If researchers want to make a prediction using all features, they can use 'pipe1' pipeline. This pipeline performs pre-processing using StandardScaler and oversampling using SMOTE. Then, predictions are made using all features and the random forest classifier.

In [4]:
pipe1 = Pipeline([
       ('scaler', StandardScaler()), 
       ('oversample', SMOTE(random_state=5)),
       ('random forest', joblib.load("./best_randomforest.joblib")), 
                ])
                                

#fit the pipeline with training data
pipe1.fit(X_train, yc_train)

#predict target values
pipe1.predict(X_test)

array([1, 1, 0, 0, 1, 1, 1, 1, 0, 1, 0, 1, 1, 1, 1, 0, 1, 1], dtype=int64)

If researchers want to make a prediction using only 36 features only, they can use 'pipe2' pipeline.

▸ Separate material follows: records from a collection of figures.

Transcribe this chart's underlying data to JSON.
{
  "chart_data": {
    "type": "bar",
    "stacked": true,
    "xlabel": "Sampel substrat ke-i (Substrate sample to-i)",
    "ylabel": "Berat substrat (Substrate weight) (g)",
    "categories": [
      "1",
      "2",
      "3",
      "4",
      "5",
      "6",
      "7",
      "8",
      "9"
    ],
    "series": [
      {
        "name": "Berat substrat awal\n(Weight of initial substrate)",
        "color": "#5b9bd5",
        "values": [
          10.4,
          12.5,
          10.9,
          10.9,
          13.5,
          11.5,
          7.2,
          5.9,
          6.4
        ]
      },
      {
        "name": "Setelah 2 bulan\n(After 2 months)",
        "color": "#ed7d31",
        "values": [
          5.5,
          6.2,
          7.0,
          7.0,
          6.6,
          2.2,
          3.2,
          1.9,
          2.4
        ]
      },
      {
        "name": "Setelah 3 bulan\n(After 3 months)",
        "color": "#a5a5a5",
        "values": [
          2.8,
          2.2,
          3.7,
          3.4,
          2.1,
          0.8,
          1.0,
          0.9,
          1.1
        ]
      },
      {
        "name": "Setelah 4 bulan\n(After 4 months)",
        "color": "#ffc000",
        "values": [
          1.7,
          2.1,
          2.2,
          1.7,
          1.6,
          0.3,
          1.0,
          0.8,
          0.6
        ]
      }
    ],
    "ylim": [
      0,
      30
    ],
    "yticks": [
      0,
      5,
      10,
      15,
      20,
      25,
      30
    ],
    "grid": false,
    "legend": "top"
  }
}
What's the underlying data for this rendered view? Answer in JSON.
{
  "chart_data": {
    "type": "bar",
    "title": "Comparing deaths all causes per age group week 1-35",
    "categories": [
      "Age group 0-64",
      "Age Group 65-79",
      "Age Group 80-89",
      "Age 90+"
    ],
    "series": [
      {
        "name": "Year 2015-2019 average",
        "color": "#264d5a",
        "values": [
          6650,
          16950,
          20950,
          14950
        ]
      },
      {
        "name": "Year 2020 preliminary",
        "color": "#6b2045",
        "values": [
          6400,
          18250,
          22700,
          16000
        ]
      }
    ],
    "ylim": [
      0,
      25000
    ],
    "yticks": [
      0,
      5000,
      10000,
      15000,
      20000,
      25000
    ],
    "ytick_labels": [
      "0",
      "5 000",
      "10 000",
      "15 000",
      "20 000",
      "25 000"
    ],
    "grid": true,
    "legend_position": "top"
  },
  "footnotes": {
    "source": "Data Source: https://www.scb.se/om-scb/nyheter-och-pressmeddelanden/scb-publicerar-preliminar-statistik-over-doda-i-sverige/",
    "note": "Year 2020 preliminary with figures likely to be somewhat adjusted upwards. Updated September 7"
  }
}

This pipeline performs pre-processing using StandardScaler and oversampling using SMOTE. Then, 36 features are selected using the random forest model. Finally, AdaBoost Classifier is used to make predictions.

In [5]:
pipe2 = Pipeline([
       ('scaler', StandardScaler()), 
       ('oversample', SMOTE(random_state=5)),
       ('selection', SelectFromModel(joblib.load("./best_randomforest.joblib"))), 
       ('AdaBoost', AdaBoostClassifier(n_estimators=300, random_state=7))
                ])
                                

#fit the pipeline with training data
pipe2.fit(X_train, yc_train)

#predict target values
pipe2.predict(X_test)

array([0, 1, 0, 0, 1, 1, 1, 0, 0, 1, 0, 1, 0, 1, 0, 1, 1, 1], dtype=int64)

The next step would be to deploy these pipelines to Heroku using Flask App. This should be used as a proof of concept to confirm whether the model yields good results. Then, it can be scaled up by deployment onto AWS for researchers to use. It will be important that researchers can use the data from their ongoing experiments quickly to make a prediction and decide whether the experiment should be discontinued. Therefore, machine learning engieers would be needed to build cloud architecture to ensure data latency is not an issue.